Profiling of fecal analytes as a potential biomarker in rheumatoid arthritis.

BACKGROUND

Loss of gut barrier integrity has been observed in rheumatoid arthritis (RA). While systemic inflammation in RA has been extensively investigated, intestinal-specific inflammatory processes remain poorly understood. This study is designed to identify a novel biomarker panel combining fecal cytokine profiles with gut barrier biomarkers to discriminate RA patients with varying disease progression.

METHODS

Feces (Fc) and plasma (Pl) were obtained from 62 Naive RA patients (NA), 47 remission RA patients (RE), 28 difficult-to-treat RA patients(D2T), and 70 healthy controls (HC). A panel of 12 cytokines and gut barrier markers, including intestinal Fatty-Acid-Binding Protein-2 (FABP2), zonulin, Hypoxia-Inducible Factor-2α (HIF-2α), D-lactate, LBP and fecal calprotectin (FCAL), was quantified by ELISA. Statistical integration with clinical parameters was performed using univariate and multivariate approaches.

RESULTS

NA and D2T patients demonstrated marked elevations in fecal pro-inflammatory cytokines compared to RE and HC groups, including IL-6, Granulocyte-Macrophage Colony-Stimulating Factor (GM-CSF), IL-1 beta (IL-1β), Interferon-gamma (INF-γ), IL-23, Tumor Necrosis Factor-Alpha (TNF-α), IL-21, IL-17A/F, and IL-22. Fecal zonulin and plasma HIF-2α were significantly elevated in both NA and D2T groups, whereas fecal D-lactate showed a pronounced decrease in the NA and D2T groups. These biomarkers demonstrated the strongest correlation with disease severity indices. Receiver operating characteristic (ROC) analysis revealed that fecal FABP2, zonulin and D-lactate exhibited superior discriminative capacity between the NA and RE groups. whereas fecal zonulin showed remarkable diagnostic potential for distinguishing NA from D2T groups compared to plasma counterparts.
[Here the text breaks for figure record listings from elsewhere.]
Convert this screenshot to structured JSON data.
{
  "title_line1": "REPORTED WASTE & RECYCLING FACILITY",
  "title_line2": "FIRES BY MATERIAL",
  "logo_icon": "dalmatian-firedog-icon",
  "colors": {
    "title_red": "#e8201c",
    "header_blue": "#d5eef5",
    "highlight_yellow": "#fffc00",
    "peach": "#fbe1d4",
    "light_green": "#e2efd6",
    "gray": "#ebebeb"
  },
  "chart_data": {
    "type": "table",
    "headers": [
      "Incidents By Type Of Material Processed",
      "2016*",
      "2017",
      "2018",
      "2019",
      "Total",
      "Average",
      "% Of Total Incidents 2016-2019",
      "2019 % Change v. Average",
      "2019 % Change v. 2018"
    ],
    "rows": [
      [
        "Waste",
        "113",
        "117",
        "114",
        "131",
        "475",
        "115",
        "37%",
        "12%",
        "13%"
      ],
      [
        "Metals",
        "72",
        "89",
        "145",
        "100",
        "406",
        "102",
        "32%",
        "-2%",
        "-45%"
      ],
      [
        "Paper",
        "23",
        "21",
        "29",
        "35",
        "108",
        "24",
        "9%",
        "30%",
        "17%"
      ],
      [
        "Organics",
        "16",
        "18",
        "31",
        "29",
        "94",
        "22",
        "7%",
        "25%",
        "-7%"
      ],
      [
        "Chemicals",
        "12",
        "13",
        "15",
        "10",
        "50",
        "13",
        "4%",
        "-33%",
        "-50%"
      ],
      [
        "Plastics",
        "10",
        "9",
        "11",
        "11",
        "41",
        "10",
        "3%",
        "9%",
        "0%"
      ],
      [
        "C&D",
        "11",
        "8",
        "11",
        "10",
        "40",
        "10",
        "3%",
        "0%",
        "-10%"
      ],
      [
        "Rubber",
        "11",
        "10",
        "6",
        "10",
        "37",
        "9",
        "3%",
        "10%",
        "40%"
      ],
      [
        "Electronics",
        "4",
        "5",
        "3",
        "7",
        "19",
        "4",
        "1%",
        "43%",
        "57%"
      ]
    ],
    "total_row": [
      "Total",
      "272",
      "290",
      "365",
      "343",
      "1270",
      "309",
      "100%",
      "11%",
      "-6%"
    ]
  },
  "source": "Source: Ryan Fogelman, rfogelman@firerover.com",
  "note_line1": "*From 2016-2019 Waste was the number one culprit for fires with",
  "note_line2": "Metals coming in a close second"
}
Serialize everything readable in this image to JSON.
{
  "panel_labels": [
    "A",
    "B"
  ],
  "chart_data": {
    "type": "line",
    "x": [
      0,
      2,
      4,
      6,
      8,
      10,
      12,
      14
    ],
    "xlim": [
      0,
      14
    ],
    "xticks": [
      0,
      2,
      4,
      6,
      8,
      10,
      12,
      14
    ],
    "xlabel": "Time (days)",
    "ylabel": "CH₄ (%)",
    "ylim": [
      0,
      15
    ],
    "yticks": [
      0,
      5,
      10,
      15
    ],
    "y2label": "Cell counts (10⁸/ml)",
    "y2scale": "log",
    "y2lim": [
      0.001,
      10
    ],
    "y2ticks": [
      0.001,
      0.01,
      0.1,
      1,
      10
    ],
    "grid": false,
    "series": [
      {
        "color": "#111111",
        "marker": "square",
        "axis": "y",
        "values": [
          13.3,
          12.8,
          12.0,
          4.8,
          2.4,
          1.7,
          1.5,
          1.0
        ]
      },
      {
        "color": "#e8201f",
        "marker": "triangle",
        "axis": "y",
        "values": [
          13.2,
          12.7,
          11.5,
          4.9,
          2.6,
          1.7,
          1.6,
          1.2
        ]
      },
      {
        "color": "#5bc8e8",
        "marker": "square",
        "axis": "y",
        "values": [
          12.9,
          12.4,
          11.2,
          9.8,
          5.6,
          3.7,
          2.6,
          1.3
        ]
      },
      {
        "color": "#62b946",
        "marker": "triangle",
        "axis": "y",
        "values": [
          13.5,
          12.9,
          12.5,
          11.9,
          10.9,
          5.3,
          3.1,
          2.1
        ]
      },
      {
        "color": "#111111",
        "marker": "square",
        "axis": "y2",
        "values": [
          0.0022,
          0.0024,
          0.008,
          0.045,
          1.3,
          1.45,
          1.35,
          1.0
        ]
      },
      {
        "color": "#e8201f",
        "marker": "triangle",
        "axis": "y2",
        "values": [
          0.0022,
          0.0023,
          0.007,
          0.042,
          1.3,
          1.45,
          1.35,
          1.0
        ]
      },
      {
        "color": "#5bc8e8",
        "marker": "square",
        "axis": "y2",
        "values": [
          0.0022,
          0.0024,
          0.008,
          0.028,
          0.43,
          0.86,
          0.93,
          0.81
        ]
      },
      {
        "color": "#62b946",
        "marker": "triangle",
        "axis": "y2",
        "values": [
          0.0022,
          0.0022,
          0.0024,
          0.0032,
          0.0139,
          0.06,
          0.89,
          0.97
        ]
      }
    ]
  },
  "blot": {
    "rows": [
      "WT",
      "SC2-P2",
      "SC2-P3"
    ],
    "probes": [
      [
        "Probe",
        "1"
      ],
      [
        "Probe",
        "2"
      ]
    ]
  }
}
The discriminant scores (DS) model incorporating fecal zonulin and plasma HIF-2α demonstrated superior discriminatory performance between the D2T and NA groups compared to the model utilizing the top five plasma parameters.

CONCLUSIONS

Our fecal profiling methodology provides novel insights into the gut mucosal cytokine microenvironment during RA progression. The dissociation between fecal and plasma inflammatory profiles underscores the critical importance of localized gut immune monitoring in RA management.